'The Office' Season 7, Episode 2 Recap (VIDEO)
['The Office' - 'Counseling']For those of you who are new to my recaps of 'The Office' and were annoyed that I disliked last week's episode so much, you can rest easy: This week's was a vast improvement, a solid return to the office-centric form that more often than not makes for funny episodes. Why did this one work? Because everyone at Dunder-Mifflin Scranton acted like themselves, like the characters that they have established. Yes, even Michael Scott acted like Michael Scott.
Last week's awkward spanking incident -- what Michael calls "corporate punishment" -- led to a great counseling session between Michael and his arch-enemy Toby. It was a meeting of the minds in a way... which mush-brained office drone will get the upper hand, the wimpy one or the childish one? It was fascinating to watch.
I will give Toby credit: he didn't let Michael off the hook for a very long time. Michael sat silently for an hour, then, when pressed to talk, gave BS about being raised by wolves. "I was 32 the first time I saw a human being." Three hours went by and Toby hung in there, not letting Michael get credit for time served, as it were.
In fact, Toby managed to hit on a great way to get Michael to open up, stumbling on the fact that you needed to treat him with child psychology methods. Play some Connect Four with him, engage him in conversation, draw him out. It gave us some good insight into what makes Michael the middle-aged man-child he is. No real father figure to speak of, combined with an overprotective mother who slept around a bit was a combination that led to the needy adult sitting across from Toby.
But, I was surprised that Michael caught on to what he was doing, as soon as things got too personal and he said "we're not in counseling." But somehow Toby managed to turn the tables. Did he know that Michael would fill out his own evaluation form to say that he was homicidally deranged? Probably not; Toby's not that clever. But it worked. "You have your notepad? OK, let's knock it out," he said, after the two of them bonded over Gabe's lameness.
What intrigued me more than the session, though, was Pam's ballsiness in creating herself a "office administrator" position, because -- let's face it -- we all know that she's way too nice to be a good salesperson. How she's skated by on barely any sales to this point is beyond me. "Most of your pay is based on sales!" she whined. "If you don't make any sales, you barely get any money! Ok, that's pretty fair."

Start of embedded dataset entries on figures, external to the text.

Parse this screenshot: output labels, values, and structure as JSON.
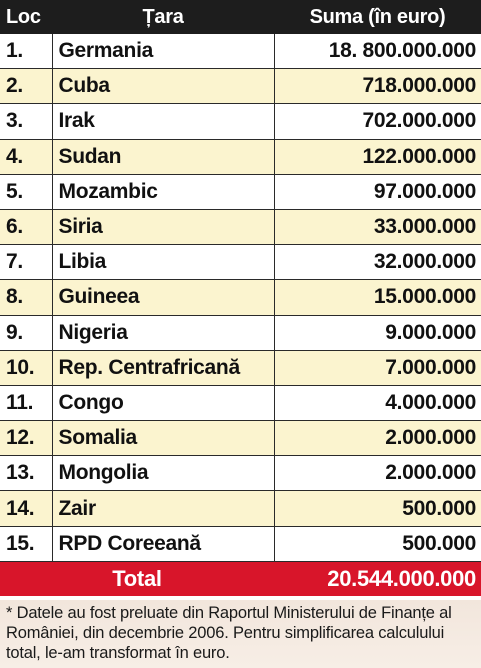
{
  "header": {
    "rank_label": "Loc",
    "country_label": "Țara",
    "amount_label": "Suma (în euro)"
  },
  "rows": [
    {
      "rank": "1.",
      "country": "Germania",
      "amount": "18. 800.000.000"
    },
    {
      "rank": "2.",
      "country": "Cuba",
      "amount": "718.000.000"
    },
    {
      "rank": "3.",
      "country": "Irak",
      "amount": "702.000.000"
    },
    {
      "rank": "4.",
      "country": "Sudan",
      "amount": "122.000.000"
    },
    {
      "rank": "5.",
      "country": "Mozambic",
      "amount": "97.000.000"
    },
    {
      "rank": "6.",
      "country": "Siria",
      "amount": "33.000.000"
    },
    {
      "rank": "7.",
      "country": "Libia",
      "amount": "32.000.000"
    },
    {
      "rank": "8.",
      "country": "Guineea",
      "amount": "15.000.000"
    },
    {
      "rank": "9.",
      "country": "Nigeria",
      "amount": "9.000.000"
    },
    {
      "rank": "10.",
      "country": "Rep. Centrafricană",
      "amount": "7.000.000"
    },
    {
      "rank": "11.",
      "country": "Congo",
      "amount": "4.000.000"
    },
    {
      "rank": "12.",
      "country": "Somalia",
      "amount": "2.000.000"
    },
    {
      "rank": "13.",
      "country": "Mongolia",
      "amount": "2.000.000"
    },
    {
      "rank": "14.",
      "country": "Zair",
      "amount": "500.000"
    },
    {
      "rank": "15.",
      "country": "RPD Coreeană",
      "amount": "500.000"
    }
  ],
  "total": {
    "label": "Total",
    "value": "20.544.000.000"
  },
  "footnote": "* Datele au fost preluate din Raportul Ministerului de Finanțe al României, din decembrie 2006. Pentru simplificarea calculului total, le-am transformat în euro.",
  "colors": {
    "header_bg": "#1d1d1d",
    "stripe_bg": "#fbf4cf",
    "total_bg": "#d8152a"
  }
}
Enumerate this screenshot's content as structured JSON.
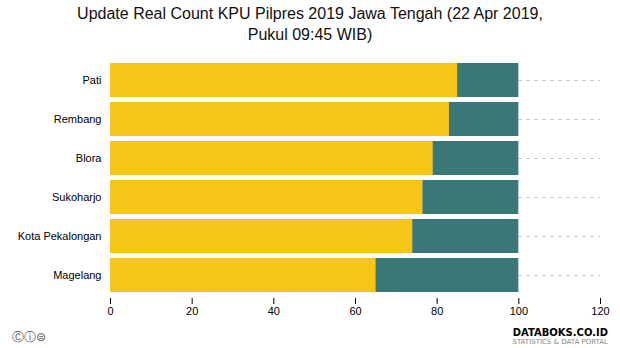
{
  "chart_data": {
    "type": "bar",
    "orientation": "horizontal",
    "stacked": true,
    "title": "Update Real Count KPU Pilpres 2019 Jawa Tengah (22 Apr 2019,\nPukul 09:45 WIB)",
    "categories": [
      "Magelang",
      "Kota Pekalongan",
      "Sukoharjo",
      "Blora",
      "Rembang",
      "Pati"
    ],
    "series": [
      {
        "color": "#F5C518",
        "values": [
          65.0,
          74.0,
          76.5,
          79.0,
          83.0,
          85.0
        ]
      },
      {
        "color": "#3A7878",
        "values": [
          35.0,
          26.0,
          23.5,
          21.0,
          17.0,
          15.0
        ]
      }
    ],
    "xlim": [
      0,
      120
    ],
    "xticks": [
      0,
      20,
      40,
      60,
      80,
      100,
      120
    ],
    "grid": "y",
    "annotations": [
      "DATABOKS",
      ".CO.ID",
      "STATISTICS & DATA PORTAL",
      "Ⓒⓘ⊜"
    ]
  }
}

Everything about how she went about creating the job for herself was ingenious: negotiating salary with Oscar via her speculation on what she thinks the position pays; getting Meredith and Angela to sign her request; finally, seeing Gabe's inability to say anything definitive within the confines of the office. "Just say it..." she said to him. "Say that I'm lying or say I have the job. Make a definitive statement, Gabe." All the poker watching while feeding the little Halpert have paid off. "You don't play the cards, you play your opponent," she says proudly. Good for her! I'd rather Pam buy chairs and nameplates than try to sell printers.
More fun stuff:
-- The Dwight / 'Pretty Woman' storyline was OK. It's an attempt to humanize him a bit as we figure out if he's fit to take over the office once Michael leaves. The best part about it was Kelly running in to say 'Big mistake!' as Andy was describing the scene to the camera. And being turned away for bloody-looking beet hands seems like a legit reason for denial of service as any I've heard.
-- Great to see Mose Schrute again (played so creepily by Mike Schur, producer of 'Parks and Recreation'). That was the saddest day care center I've ever seen. Best sight gag: An Insane Clown Posse poster made kid-friendly by crossing out the first and third words of the band's name. Wonder how Mose and Dwight got out of the room after Jim locked him out?
-- Mindy Kaling's getting great lines this year: "I talk so much, I tune myself out."
-- Biggest laugh out loud moment? Erin taking the definition of "disposable camera" literally by throwing the camera out after it's done. "If you want to remember the day, use a real camera," she admonishes the audience. "I don't care if I remembered today."
'The Office' airs Thursdays at 9PM ET on NBC.